But let the content stay human and varied. If every creator post starts sounding like the same corporate narrative, you lose the very trust you rented.

The growth loop: organic influence + paid boost + intent outbound

Domitille’s outcomes are the kind most teams want right now: CPL cut by 2-3x, direct traffic up, conversion rates up.

What I like about her framing is that it is not a single tactic.

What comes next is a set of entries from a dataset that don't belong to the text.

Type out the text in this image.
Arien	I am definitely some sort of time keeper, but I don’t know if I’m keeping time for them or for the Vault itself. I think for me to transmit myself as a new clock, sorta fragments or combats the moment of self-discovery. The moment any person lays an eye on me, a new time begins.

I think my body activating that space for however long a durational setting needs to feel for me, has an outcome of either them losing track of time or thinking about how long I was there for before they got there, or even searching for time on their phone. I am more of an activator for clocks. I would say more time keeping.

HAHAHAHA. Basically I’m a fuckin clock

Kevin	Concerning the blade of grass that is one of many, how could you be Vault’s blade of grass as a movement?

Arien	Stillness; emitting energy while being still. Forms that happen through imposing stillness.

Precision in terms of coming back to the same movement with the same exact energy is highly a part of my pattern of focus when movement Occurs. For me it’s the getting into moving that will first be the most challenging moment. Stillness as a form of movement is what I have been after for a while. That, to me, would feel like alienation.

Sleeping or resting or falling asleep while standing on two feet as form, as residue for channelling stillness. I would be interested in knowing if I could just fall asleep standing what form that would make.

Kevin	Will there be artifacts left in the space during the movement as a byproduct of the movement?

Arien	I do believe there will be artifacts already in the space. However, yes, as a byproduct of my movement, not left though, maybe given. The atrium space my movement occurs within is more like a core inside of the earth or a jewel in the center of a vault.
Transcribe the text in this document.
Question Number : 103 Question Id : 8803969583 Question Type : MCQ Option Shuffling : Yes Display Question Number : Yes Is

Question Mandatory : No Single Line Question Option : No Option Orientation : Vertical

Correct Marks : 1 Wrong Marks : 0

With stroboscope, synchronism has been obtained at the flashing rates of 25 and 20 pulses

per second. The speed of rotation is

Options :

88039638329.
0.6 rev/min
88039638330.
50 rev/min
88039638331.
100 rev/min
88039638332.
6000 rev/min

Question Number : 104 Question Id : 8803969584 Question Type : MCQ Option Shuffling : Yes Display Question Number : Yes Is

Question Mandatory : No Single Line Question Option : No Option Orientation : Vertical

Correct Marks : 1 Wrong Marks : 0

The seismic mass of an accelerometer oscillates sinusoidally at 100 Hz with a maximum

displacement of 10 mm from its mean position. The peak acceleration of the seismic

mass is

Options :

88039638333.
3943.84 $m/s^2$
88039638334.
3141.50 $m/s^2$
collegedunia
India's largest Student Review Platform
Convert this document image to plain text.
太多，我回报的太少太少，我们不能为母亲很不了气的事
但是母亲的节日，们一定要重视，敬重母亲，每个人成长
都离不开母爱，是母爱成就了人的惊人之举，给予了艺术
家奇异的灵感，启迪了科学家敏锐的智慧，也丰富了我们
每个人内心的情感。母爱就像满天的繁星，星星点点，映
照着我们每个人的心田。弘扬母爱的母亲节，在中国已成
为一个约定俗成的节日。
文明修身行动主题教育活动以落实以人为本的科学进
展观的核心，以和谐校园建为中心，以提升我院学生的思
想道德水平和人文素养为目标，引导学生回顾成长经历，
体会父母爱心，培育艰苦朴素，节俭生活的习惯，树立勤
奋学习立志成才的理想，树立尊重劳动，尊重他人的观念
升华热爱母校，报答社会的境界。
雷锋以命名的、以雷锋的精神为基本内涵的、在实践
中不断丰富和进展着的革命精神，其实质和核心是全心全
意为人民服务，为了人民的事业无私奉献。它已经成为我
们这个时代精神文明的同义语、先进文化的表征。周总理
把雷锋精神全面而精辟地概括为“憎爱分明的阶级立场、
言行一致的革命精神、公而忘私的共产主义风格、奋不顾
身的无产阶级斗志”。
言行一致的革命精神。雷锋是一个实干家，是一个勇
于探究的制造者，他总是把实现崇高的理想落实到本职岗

It is a loop:

  1. Organic creator content creates demand and attention
  2. Thought Leader Ads amplify what already works
  3. Warm outbound converts engagement into conversations
  4. Those conversations feed back into better content angles and proof

You end up with a system that can create demand and capture it, without relying on one fragile channel.

If you want to try this in the next 30 days

If I were implementing Domitille’s playbook from scratch, I would do this:

  • Week 1: shortlist 20 creators, interview 5, pick 2 to pilot
  • Week 2: co-build 2 posts per creator with a single clear thesis
  • Week 3: publish, monitor comments, collect objections and questions
  • Week 4: boost the best post with Thought Leader Ads and run warm outbound to engagers

Keep the first cycle small, measurable, and fast. The commitment Domitille mentions is mid-term, but you can prove the loop quickly.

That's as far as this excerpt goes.